A ruthless Sikh mobster leads his soldiers into a turf war for control of the Vancouver drugs- and arms-trafficking rackets, in this gangland drama from the great Deepa Mehta (Water, Midnight's Children).
Festival favourite Deepa Mehta (Midnight's Children, Water) is one of Canada's most singular cinematic visionaries — and her latest film is a bold addition to her body of work. Beeba Boys is a kinetic drama loosely based on the career of notorious crime lord "Bindy" Singh Johal and the Punjabi gangs of second- and third-generation Indian immigrants operating on Canada's West Coast in the 1990s.
Jeet Johar (Randeep Hooda) is a devoted family man and observant member of the Jat Sikh community. He is also a merciless gangster who fronts a pack of nattily dressed young toughs known as the Beeba Boys. Competing with other local Asian gangs for supremacy in the Vancouver drugs-and-arms-trafficking racket, Jeet leads his boys into battle to fight for their piece of this lucrative pie and for the respect they believe they deserve. Yet Jeet also finds time to mentor a volatile new gang member (Ali Momen) and seduce a beautiful woman (2011 TIFF Rising Star Sarah Allen) serving on the jury at the neophyte's murder trial.

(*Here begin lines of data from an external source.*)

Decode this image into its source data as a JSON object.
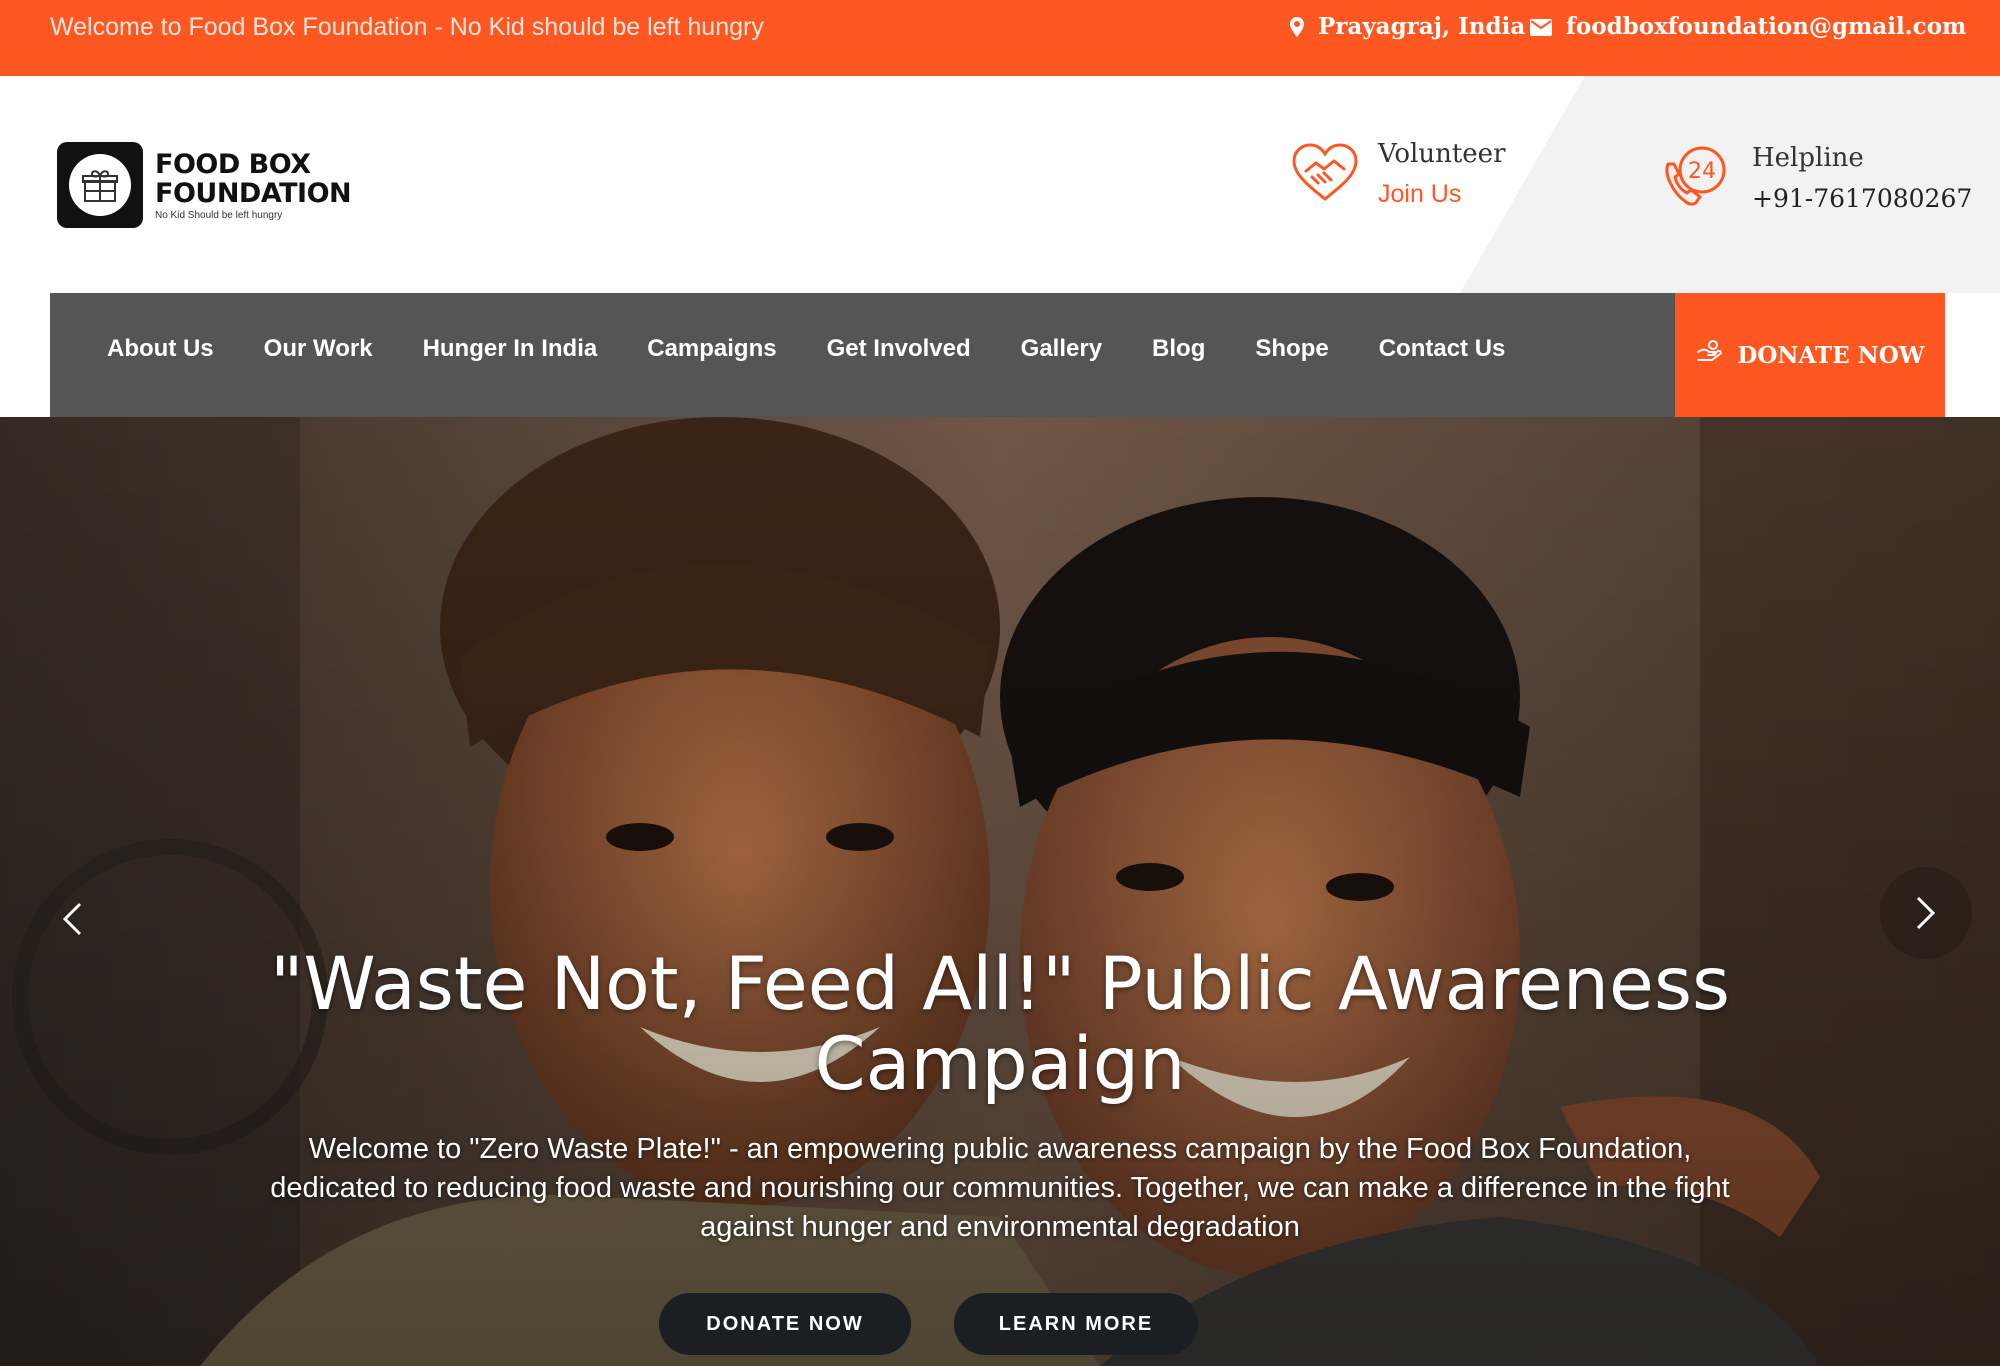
{
  "topbar": {
    "welcome": "Welcome to Food Box Foundation - No Kid should be left hungry",
    "location": "Prayagraj, India",
    "email": "foodboxfoundation@gmail.com",
    "location_icon": "map-pin-icon",
    "email_icon": "envelope-icon"
  },
  "logo": {
    "line1": "FOOD BOX",
    "line2": "FOUNDATION",
    "tagline": "No Kid Should be left hungry"
  },
  "volunteer": {
    "title": "Volunteer",
    "link": "Join Us",
    "icon": "handshake-heart-icon"
  },
  "helpline": {
    "title": "Helpline",
    "number": "+91-7617080267",
    "icon": "phone-24-icon"
  },
  "nav": {
    "items": [
      "About Us",
      "Our Work",
      "Hunger In India",
      "Campaigns",
      "Get Involved",
      "Gallery",
      "Blog",
      "Shope",
      "Contact Us"
    ],
    "donate": "DONATE NOW",
    "donate_icon": "donation-hand-icon"
  },
  "hero": {
    "title_line1": "\"Waste Not, Feed All!\" Public Awareness",
    "title_line2": "Campaign",
    "text_line1": "Welcome to \"Zero Waste Plate!\" - an empowering public awareness campaign by the Food Box Foundation,",
    "text_line2": "dedicated to reducing food waste and nourishing our communities. Together, we can make a difference in the fight",
    "text_line3": "against hunger and environmental degradation",
    "btn_donate": "DONATE NOW",
    "btn_learn": "LEARN MORE"
  },
  "colors": {
    "accent": "#ff5722",
    "nav_bg": "#555555",
    "button_dark": "#1b1e22"
  }
}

Mehta shows us all the dark allure of the gangs' high-tension, male-centric world, one that beckons with the promise of glamour and fast money but demands a sacrifice all out of proportion to its rewards. Provocative and exciting — and boasting a very memorable cameo from Paul Gross, whose Hyena Road is also a Gala selection at this year's Festival — Beeba Boys offers a dynamic tale of violence, racism, discrimination, and marginalization, and at its core is a powerful story about family that is sure to resonate with any audience.